The Making Or Breaking Of A Forecast - Predictive Analytics
In my very beginnings in the finance industry, I had the chance to do an internship in the Treasury department of a big Austrian credit institution. In those days, the department had organised a regular competition among the staff members. It was all about forecasting target prices of traded assets for the upcoming weeks... be it currencies, options, shares... you name it! After each week passing, they would gather to see who best foresaw the market, i.e. who had the best expert domain and feeling for the market.
It was a cute contest. Albeit, if we put things in the context of a data driven world we are living in now, this is exactly how forecast should not be done as it has low chances to succeed. Setting a point estimate (like a target price) based on some personal overview and/ or opinion about the market development and see how close you can get is something we might have done in the past, but now is becoming obsolete. Sure - sometimes you will score, you might even score several times on a row, but inevitably, other times you will be off-market and get tricked by your subjective opinion and perspective.
Why? Because doing forecasts this way is nothing else but 'educated guessing'. It is the look into the crystal ball trying to get some answers. In the longterm it will not work, even if you have some hits in-between. Your business success depending on some old methods is at least a lost opportunity.
On the other hand, data driven predictive analytics taken seriously is all about not moving in any of those directions. There are no crystal balls to look into for the purpose of predicting the big future. Though, there is a lot of data ready to be analysed and ready to unveil patterns in order to get a grip on how a market or a certain market position could objectively develop in the future.
Predictive analytics starts with the right questions to ask within a certain business context. Needless to say that in this context the availability of a lot of business experience is necessary. Collecting, cleaning and processing data allows us to do the first step, so called "prescriptive analytics" and to see where the journey could go.
Subsequently, the appropriate predictive analytics method is to be chosen depending on the data and the pending questions in place.

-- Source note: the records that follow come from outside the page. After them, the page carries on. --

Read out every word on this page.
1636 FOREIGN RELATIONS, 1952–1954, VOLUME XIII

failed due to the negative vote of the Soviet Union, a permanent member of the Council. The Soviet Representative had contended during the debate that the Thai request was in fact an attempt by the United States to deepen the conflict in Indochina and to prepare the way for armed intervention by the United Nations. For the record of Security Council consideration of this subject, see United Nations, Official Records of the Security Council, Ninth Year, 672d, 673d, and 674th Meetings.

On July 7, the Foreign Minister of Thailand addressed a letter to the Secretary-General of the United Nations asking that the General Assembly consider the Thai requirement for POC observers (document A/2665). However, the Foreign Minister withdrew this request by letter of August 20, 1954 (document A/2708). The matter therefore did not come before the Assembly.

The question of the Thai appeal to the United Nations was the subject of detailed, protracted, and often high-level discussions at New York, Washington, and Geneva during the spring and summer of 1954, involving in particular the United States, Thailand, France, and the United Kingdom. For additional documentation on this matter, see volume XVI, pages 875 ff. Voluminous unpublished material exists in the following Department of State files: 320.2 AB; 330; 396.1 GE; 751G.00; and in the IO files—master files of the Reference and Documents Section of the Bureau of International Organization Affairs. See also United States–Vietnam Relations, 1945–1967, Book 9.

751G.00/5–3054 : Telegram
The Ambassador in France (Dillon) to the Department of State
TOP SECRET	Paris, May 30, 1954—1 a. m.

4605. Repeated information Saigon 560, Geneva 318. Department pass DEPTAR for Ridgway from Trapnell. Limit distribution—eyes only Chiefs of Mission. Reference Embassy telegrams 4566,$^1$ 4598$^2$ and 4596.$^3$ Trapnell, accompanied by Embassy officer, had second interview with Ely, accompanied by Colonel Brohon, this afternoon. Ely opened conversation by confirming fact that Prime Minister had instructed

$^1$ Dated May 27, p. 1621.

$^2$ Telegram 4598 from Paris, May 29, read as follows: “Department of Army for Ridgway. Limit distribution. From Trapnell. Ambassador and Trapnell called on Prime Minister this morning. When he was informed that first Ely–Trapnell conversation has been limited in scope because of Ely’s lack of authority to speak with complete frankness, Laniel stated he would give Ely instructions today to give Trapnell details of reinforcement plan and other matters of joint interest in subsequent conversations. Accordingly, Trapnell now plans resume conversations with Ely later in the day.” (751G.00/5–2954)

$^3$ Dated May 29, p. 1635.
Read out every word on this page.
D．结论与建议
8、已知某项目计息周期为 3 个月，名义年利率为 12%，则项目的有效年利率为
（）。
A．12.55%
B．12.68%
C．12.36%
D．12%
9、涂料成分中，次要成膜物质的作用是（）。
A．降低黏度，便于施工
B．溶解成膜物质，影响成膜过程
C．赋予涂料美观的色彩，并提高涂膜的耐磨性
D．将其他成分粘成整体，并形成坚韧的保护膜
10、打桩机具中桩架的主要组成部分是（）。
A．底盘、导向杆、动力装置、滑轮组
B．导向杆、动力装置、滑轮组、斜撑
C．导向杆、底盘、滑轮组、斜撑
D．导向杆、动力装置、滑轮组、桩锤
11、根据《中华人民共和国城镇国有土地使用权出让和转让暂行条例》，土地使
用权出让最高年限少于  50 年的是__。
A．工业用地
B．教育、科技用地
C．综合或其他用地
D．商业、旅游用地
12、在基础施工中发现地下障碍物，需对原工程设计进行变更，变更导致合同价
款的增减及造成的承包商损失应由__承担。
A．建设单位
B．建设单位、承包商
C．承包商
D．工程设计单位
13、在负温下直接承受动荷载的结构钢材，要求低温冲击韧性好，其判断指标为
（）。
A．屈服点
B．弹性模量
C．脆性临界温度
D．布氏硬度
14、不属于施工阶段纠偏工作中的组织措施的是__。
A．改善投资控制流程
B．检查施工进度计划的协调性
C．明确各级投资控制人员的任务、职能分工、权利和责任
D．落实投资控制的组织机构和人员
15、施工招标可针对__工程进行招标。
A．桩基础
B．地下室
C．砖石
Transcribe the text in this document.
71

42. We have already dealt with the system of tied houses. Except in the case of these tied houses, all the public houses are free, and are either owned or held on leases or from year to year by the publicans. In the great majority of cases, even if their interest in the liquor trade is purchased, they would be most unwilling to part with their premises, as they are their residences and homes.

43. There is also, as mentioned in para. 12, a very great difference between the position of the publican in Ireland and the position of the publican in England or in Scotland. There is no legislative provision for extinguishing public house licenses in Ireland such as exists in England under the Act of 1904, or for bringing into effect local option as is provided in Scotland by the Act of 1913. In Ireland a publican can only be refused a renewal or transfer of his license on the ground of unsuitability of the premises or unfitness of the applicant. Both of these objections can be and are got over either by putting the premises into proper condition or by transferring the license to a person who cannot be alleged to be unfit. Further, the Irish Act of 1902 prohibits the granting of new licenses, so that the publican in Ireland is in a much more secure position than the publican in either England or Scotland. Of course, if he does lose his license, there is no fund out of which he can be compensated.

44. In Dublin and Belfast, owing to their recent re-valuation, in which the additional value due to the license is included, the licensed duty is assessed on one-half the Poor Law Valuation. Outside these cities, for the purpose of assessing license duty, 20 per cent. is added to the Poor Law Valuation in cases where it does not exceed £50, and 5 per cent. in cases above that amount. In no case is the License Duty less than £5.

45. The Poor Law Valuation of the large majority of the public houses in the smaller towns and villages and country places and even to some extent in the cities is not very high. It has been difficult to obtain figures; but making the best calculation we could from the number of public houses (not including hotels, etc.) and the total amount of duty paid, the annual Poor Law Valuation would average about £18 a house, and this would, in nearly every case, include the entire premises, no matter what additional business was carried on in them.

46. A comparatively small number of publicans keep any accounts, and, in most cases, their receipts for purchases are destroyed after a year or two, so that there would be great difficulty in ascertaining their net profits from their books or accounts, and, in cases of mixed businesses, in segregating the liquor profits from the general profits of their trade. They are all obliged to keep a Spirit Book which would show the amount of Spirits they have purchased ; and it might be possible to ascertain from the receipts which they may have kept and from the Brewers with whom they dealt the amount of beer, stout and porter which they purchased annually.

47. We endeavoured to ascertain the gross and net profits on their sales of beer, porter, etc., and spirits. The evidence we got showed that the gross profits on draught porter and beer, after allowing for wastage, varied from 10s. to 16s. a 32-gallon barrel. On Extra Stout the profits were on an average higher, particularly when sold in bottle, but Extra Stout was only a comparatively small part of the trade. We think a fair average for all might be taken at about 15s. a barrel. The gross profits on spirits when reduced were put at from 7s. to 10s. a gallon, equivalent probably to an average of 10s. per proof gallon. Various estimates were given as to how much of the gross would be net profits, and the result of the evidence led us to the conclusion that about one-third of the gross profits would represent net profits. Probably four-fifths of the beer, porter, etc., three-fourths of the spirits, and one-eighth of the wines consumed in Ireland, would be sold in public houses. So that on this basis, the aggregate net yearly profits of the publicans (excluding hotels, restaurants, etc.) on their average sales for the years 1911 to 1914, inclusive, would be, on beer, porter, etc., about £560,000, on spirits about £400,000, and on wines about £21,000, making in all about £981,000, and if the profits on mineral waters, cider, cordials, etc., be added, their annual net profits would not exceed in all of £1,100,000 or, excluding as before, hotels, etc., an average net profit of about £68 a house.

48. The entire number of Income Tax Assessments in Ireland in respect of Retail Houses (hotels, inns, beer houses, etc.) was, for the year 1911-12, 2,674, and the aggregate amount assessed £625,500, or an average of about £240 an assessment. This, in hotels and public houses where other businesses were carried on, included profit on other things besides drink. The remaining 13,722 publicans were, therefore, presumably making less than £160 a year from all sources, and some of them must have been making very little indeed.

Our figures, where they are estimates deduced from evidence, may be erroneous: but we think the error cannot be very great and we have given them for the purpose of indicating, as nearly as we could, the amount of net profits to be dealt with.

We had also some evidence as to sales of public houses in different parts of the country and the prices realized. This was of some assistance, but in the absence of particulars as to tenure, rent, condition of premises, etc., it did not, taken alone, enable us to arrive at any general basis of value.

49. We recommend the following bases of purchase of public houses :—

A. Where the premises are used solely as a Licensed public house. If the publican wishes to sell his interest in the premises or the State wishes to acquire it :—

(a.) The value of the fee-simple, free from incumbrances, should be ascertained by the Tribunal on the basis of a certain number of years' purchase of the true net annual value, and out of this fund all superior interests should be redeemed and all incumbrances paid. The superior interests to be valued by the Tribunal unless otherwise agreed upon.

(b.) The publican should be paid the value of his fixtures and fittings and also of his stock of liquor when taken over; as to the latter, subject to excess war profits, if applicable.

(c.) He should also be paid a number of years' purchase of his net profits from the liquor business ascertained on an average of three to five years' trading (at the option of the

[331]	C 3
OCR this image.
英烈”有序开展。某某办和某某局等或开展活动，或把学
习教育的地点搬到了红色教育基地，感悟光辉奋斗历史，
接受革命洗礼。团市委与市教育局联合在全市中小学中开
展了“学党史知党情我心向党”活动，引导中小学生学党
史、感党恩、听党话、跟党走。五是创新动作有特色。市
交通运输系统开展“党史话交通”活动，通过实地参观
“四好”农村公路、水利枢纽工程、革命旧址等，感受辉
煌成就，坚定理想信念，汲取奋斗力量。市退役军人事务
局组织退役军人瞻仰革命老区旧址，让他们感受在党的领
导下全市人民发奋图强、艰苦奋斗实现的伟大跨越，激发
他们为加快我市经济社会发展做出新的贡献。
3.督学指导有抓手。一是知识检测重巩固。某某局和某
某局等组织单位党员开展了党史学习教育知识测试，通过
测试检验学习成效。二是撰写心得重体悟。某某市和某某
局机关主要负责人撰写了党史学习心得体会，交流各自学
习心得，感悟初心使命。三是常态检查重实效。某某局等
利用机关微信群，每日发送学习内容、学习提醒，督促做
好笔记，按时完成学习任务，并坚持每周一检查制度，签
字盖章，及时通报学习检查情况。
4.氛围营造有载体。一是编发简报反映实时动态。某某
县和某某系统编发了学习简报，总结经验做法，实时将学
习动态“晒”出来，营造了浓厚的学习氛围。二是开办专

There are a lot of highly effective predictive analytics approaches out there. Their effectiveness and accuracy depend on the circumstances in place. The scope goes from relatively simple Monte Carlo simulations, to Machine Learning models, Deep Learning applications or Networks Dynamics fabric. And yes, sometimes there are statistical models to be incorporated. In fact, in a lot of cases there is a significant amount of statistics running in the backyard.
In a nutshell, predictive analytics helps you in a data driven and structured way to navigate through a messy and noisy world. It is a tool which helps to understand how exposed a certain position is due to expected developments to-be. The crucial thing is, you have to ask the right questions resp. you have to know the industry you are analysing.
Once you have asked the right questions and did your analytics part it is quite important to learn how to use the results and to understand that they are always coming in terms of probabilities. You have to learn to use them and read them, as it is the case with any other analytics tools. As there are no free lunches, there are no sure bets! Treating predictive analytics like a crystal ball is for sure not doing anybody any favours.
Certain developments are more likely than other developments. This is what you get. And this term 'more likely' is not expressed as a point estimate. It is expressed as an area of possible developments.
Let's go back to the real estate business for an example: A statement like "I expect the rent price to hit EURO 25.5 by the end of the year" is nothing more than an educated guess and is therefore useless. But you could state instead that a rent price rising above EURO 25.5 within the next period is significant more likely than a rent price rising just above EURO 24.0. So when you learn to read the results it will offer you the same answer you were searching for but not as an instant solution but as a result of the industry knowledge combined with tech tools.
This "forecast" you get in a structured, reliable and transparent way. Provided this, a decision maker is capable of re-evaluating e.g. a position of a portfolio in a current market or to decide on the timing of the entrance into a new market in a very comprehensible way which could be extremely helpful when a decision already made is scrutinised years after.
Once again, industry knowledge is crucial! And here I mean on both sides. It is very helpful when the tech team has a profound knowledge of the industry to know which questions to ask and which tools to use. But even more important is that both sides are involved in the interpretation of the results and deciding on which of the highlighted scenarios has the biggest potential to succeed. It is a new way of decision making, data driven decision making and we have to learn how to do it!
Why is this important?
Basic goal of predictive analytics is to distill the relevant signal from all the noise which is out there in the market. It is therefore a tool to get a certain orientation in a messy market environment, hence to reduce uncertainty.
Predictive analytics helps a decision maker to constantly evaluate the risks or opportunities the company is exposed to. On the basis of this constant and structured evaluation, companies are able to act in an early stage in contrast to just reacting to already unfolding events. And this makes the company a decisive step faster than the competition.
This is a good way also to countercheck decisions made by management boards in turbulent times. Recently I made it through financial reports of several real estate companies and realised that some of them made write offs and write ups in the same year, without clear business indicators.
The fact is that this almost erratic behaviour gives a very good impression of the inherent uncertainty prevailing in the current market circumstances with all its risk implications. The questios if indicators used are really reliable is something shareholders and investors are for sure interested in. This is a classic application case for predictive analytics.
And why not to use it? Sometimes you should render any help you can get.